In 2006, Myers started all 16 games for the Broncos and had a career high 57 combined tackles (37, 20). He had 2 sacks, 2 passes defensed and forced a fumble.

===Cincinnati Bengals===
On April 19, 2007, Myers signed as a free agent with the Cincinnati Bengals. He finished with 34 tackles, one sack, 2 passes defensed and his first career interception against Steve McNair of the Ravens to end Baltimore's final drive and win the game. The interception deflected off the hands of Ravens tight end Todd Heap in the end zone and thwarted the Ravens' comeback attempt in the closing seconds.

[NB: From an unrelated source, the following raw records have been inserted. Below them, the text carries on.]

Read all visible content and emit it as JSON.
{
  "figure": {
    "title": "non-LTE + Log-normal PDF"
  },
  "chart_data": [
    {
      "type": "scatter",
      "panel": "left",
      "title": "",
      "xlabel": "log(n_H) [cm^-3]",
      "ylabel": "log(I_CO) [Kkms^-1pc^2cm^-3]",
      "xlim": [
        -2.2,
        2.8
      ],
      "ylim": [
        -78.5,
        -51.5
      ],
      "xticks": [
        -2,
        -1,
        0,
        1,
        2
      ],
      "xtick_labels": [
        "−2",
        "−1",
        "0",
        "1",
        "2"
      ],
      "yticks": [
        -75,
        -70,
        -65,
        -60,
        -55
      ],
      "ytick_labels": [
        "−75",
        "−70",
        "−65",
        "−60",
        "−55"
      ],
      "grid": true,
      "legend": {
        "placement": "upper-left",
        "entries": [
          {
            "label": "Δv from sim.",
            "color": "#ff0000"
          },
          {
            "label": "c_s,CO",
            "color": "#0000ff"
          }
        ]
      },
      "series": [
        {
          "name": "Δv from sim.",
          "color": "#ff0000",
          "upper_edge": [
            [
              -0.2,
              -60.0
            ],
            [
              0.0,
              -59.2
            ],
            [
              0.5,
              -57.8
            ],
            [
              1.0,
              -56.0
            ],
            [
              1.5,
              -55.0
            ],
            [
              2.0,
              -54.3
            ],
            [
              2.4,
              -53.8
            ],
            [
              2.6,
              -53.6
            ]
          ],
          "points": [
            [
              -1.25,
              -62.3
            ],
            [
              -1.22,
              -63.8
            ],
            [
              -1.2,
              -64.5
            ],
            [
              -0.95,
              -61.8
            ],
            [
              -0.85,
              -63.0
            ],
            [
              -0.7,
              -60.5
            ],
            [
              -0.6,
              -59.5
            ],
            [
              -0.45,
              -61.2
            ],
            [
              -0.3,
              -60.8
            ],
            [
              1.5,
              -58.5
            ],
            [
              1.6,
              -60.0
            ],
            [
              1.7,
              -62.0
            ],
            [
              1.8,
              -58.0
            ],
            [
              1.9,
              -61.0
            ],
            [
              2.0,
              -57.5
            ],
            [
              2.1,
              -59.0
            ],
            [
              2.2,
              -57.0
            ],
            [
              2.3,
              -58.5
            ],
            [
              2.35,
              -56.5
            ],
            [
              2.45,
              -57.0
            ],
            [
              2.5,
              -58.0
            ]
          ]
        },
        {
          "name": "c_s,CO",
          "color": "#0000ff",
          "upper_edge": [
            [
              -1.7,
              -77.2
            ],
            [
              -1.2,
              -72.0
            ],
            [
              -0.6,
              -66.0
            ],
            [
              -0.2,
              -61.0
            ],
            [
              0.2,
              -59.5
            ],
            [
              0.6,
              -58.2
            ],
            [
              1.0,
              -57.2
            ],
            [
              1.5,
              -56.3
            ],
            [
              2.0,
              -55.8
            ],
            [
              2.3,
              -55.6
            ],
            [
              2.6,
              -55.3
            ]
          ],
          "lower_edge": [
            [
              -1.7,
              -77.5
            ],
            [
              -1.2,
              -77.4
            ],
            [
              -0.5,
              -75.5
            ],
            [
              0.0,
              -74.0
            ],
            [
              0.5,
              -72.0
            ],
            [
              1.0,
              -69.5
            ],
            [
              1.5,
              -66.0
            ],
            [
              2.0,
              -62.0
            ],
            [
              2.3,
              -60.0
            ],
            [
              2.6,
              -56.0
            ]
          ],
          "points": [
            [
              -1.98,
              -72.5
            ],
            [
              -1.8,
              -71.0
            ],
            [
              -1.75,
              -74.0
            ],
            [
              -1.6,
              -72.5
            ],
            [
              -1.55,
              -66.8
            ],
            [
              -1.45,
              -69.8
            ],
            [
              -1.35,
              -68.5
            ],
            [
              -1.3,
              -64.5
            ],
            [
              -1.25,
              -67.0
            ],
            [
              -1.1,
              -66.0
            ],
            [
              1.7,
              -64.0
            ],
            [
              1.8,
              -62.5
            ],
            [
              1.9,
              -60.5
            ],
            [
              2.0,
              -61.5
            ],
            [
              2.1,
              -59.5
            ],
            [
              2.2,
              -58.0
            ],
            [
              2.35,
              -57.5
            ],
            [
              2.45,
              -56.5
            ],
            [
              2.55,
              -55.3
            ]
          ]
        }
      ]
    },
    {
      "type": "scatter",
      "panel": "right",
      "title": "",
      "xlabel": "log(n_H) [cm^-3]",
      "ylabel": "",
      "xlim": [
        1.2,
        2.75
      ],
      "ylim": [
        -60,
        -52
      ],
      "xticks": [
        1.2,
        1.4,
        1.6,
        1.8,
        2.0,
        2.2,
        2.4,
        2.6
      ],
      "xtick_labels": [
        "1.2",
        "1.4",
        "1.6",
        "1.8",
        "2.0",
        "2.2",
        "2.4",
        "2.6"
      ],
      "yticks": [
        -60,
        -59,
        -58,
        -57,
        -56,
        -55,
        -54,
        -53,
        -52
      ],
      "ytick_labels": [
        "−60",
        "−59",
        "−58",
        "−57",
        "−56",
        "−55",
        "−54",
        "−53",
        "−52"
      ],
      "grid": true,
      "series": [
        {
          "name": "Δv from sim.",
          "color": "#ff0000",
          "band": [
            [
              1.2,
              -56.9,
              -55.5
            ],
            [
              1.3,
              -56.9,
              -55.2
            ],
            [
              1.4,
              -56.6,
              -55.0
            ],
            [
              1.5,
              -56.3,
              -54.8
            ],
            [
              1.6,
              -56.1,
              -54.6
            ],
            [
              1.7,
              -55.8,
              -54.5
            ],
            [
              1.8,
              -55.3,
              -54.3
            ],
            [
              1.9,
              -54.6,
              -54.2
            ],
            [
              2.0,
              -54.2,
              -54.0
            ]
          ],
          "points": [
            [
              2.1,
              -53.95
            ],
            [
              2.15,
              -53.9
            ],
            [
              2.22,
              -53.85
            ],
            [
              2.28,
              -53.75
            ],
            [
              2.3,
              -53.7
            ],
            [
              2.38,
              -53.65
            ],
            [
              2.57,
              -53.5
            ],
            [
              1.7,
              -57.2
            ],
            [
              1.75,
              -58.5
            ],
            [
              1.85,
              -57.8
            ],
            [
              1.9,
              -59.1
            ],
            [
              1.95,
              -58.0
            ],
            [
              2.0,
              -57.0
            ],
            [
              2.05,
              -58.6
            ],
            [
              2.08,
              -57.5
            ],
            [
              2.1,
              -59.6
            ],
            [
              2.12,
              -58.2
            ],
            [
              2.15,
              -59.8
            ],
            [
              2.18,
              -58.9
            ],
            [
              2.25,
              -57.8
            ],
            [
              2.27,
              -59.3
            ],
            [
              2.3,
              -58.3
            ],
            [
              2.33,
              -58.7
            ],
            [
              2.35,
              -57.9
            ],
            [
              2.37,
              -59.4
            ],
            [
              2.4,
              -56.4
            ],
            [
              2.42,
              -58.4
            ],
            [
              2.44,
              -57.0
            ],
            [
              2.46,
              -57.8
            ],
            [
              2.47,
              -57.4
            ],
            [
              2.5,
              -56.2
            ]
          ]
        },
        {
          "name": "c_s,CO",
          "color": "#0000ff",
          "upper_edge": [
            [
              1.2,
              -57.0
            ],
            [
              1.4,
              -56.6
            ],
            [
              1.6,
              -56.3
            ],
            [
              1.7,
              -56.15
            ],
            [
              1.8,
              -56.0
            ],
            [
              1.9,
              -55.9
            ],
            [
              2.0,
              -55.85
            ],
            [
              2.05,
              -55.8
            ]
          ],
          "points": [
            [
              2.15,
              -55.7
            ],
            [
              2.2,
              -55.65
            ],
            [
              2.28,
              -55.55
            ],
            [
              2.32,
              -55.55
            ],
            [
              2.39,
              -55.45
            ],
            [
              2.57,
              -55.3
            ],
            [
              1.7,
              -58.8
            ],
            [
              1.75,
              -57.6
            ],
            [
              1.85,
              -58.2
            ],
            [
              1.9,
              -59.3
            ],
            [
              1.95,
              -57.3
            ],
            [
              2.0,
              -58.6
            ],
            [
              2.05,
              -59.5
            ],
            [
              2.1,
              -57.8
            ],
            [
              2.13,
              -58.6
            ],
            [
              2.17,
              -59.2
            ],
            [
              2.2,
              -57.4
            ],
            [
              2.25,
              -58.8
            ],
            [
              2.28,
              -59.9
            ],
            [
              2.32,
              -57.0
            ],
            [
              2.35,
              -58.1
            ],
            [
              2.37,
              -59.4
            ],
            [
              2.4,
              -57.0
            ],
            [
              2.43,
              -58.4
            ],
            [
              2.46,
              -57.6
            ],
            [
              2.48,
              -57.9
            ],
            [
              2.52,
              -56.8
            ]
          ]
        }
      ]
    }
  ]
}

His contract was terminated on August 31, 2008.

==NFL career statistics==

Legend
| Bold | Career high |

===Regular season===

| Year | Team | Games |  | Tackles |  |  |  | Interceptions |  |  |  | Fumbles |  |  |  |
| GP | GS | Comb | Solo | Ast | Sck | Int | Yds | TD | Lng | FF | FR | Yds | TD |
| 1998 | DAL | 16 | 1 | 15 | 10 | 5 | 3.0 | 0 | 0 | 0 | 0 | 0 | 0 | 0 | 0 |
| 1999 | DAL | 6 | 0 | 8 | 4 | 4 | 0.0 | 0 | 0 | 0 | 0 | 0 | 0 | 0 | 0 |
| 2000 | DAL | 13 | 7 | 35 | 28 | 7 | 0.0 | 0 | 0 | 0 | 0 | 1 | 1 | 0 | 0 |
| 2001 | DAL | 16 | 16 | 55 | 37 | 18 | 3.5 | 0 | 0 | 0 | 0 | 1 | 1 | 0 | 0 |
| 2002 | DAL | 16 | 0 | 35 | 22 | 13 | 1.0 | 0 | 0 | 0 | 0 | 0 | 1 | 3 | 0 |
| 2003 | DAL | 1 | 1 | 1 | 0 | 1 | 0.0 | 0 | 0 | 0 | 0 | 0 | 0 | 0 | 0 |
| CLE | 7 | 1 | 14 | 8 | 6 | 3.0 | 0 | 0 | 0 | 0 | 0 | 0 | 0 | 0 |
| 2004 | CLE | 16 | 7 | 34 | 22 | 12 | 1.0 | 0 | 0 | 0 | 0 | 1 | 1 | 0 | 0 |
| 2005 | DEN | 16 | 15 | 31 | 25 | 6 | 1.0 | 0 | 0 | 0 | 0 | 0 | 1 | 0 | 0 |
| 2006 | DEN | 16 | 16 | 57 | 37 | 20 | 2.0 | 0 | 0 | 0 | 0 | 1 | 2 | 11 | 0 |
| 2007 | CIN | 15 | 2 | 36 | 22 | 14 | 1.0 | 1 | 0 | 0 | 0 | 0 | 0 | 0 | 0 |
|  |  | 138 | 66 | 321 | 215 | 106 | 15.5 | 1 | 0 | 0 | 0 | 4 | 7 | 14 | 0 |

===Playoffs===

| Year | Team | Games |  | Tackles |  |  |  | Interceptions |  |  |  | Fumbles |  |  |  |
| GP | GS | Comb | Solo | Ast | Sck | Int | Yds | TD | Lng | FF | FR | Yds | TD |
| 1998 | DAL | 1 | 1 | 0 | 0 | 0 | 0.0 | 0 | 0 | 0 | 0 | 0 | 0 | 0 | 0 |
| 1999 | DAL | 1 | 0 | 7 | 4 | 3 | 2.0 | 0 | 0 | 0 | 0 | 0 | 0 | 0 | 0 |
| 2005 | DEN | 2 | 2 | 7 | 6 | 1 | 1.0 | 0 | 0 | 0 | 0 | 0 | 0 | 0 | 0 |
|  |  | 4 | 3 | 14 | 10 | 4 | 3.0 | 0 | 0 | 0 | 0 | 0 | 0 | 0 | 0 |

==Personal life==
In the summer of 2012, he was a graduate assistant at Hinds Community College, coaching the defensive line while he pursued his master's degree. In February 2012, he joined other former players in a concussion lawsuit against the NFL.